Today I am missing my father. That seems to be a strange thing to say considering it has been 33 years since he passed away. Thinking back, I barely knew him, my father. To me, he was this handsome giant with gentle hands, who brought the smell of Old Spice and Capstan cigarettes when he came into the room, who wrote me lovely little notes and placed them under my pillow on days he came home too late to see me awake. He was the superman who would take me to the beach on a cycle every Sunday and get me a huge tutti frutti cone, who would scoop me up in his arms and run with me to the doctor when I was burning up with fever, who carefully shook my loose tooth and pulled it out just so that I never felt a thing. My pappa’s hands had magic, he could make a bump on the head feel less painful immediately, he could make things out of paper, he could draw wonderfully and he had the loveliest, most elegant handwriting I’ve ever seen.
I remember the strangest things about my father, the way he sat with the newspaper on Sunday mornings, with the armchair angled just that to catch the morning sunlight, the bunches of flowers he brought home every Sunday morning and how carefully he arranged them in vases through the house, his distinctive whistle, which announced to me in the building compound that it was time to come home, how he would carry me on his shoulders so for that brief moment I was the king of the world in a manner I would only realise when I saw Leonardo di Caprio do on the prow of the Titanic, in the movie, many years later. But then, I was his princess.
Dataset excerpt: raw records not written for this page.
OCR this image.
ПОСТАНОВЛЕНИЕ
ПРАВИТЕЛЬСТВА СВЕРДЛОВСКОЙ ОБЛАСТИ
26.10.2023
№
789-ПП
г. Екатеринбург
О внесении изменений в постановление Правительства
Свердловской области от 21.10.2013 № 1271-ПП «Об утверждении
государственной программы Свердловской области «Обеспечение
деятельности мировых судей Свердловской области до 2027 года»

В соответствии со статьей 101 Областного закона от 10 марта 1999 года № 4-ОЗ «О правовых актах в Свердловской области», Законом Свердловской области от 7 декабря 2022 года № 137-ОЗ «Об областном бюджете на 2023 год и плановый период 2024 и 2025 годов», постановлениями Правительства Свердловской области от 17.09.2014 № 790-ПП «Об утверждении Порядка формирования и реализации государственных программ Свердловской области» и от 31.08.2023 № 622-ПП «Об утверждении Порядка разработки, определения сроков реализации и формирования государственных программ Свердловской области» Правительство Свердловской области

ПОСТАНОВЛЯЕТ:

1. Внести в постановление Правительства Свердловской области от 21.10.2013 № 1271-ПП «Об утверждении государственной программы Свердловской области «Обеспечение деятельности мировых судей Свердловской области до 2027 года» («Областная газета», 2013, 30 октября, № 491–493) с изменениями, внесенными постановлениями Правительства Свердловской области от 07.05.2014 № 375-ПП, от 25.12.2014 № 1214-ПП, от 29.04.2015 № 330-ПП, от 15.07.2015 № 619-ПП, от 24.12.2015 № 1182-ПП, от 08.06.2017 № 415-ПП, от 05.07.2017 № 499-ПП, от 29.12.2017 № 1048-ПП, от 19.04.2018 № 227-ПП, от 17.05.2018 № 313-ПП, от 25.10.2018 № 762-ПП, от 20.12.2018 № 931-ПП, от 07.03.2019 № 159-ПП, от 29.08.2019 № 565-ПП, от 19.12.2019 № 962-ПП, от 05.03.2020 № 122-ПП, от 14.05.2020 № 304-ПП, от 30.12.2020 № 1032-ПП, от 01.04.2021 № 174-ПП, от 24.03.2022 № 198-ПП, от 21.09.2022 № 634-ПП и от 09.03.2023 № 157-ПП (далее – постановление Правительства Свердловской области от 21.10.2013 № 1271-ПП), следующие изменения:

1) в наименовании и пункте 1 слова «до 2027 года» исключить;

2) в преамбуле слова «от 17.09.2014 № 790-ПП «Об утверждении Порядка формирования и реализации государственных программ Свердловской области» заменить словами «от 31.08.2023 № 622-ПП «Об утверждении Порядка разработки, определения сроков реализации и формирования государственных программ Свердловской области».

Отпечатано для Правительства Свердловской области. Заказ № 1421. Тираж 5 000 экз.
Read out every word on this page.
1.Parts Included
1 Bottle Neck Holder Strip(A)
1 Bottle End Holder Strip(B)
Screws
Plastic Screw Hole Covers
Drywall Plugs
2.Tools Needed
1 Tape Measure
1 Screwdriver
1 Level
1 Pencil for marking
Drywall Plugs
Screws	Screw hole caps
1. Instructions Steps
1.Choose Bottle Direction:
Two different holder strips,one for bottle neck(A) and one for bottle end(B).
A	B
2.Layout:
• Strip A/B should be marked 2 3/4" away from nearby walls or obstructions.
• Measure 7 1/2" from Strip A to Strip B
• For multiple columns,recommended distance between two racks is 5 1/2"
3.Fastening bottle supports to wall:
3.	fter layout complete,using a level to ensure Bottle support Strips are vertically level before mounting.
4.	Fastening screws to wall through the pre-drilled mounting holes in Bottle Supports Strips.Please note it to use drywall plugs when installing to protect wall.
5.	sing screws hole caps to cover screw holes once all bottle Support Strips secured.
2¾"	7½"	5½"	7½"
When they told me he had died, I didn’t realise that I would never see him again, that I would never feel as safe and protected as I had in those nine years of my childhood. I didn’t get a chance to hug him, to say goodbye. I’m still grappling with the finality of his death. That immobile body lying on the floor wasn’t my father. It couldn’t be. My father was so full of life, so larger than life that his presence filled a room when he entered. I heard about him from people who knew him as I grew up. I patched together the father I never knew. When people told me I looked like him, I was gratified in a strange way. When I look at my face in the mirror now, in my forties, I see a female version of the face I remember. I wondered how my life would have turned out had my father been around to see me grow. I wondered if he would have been proud of me. He who raised me to be a hell raising tomboy and never bought me anything but shorts and trousers in an era when girls were in ribbons and laces, he would be glad that I live in trousers today.
I dream about him coming back, and me introducing him to my husband, my son. These are the men in my life now, pappa, I would tell him. I married a sportsperson too, pappa. My son is training to be sportsperson too. They remind me of you, they make me feel as cherished and secure and loved as you did.
Time heals everything they say. What they don’t tell you is that the pappa shaped hole in one’s heart will never ever get filled.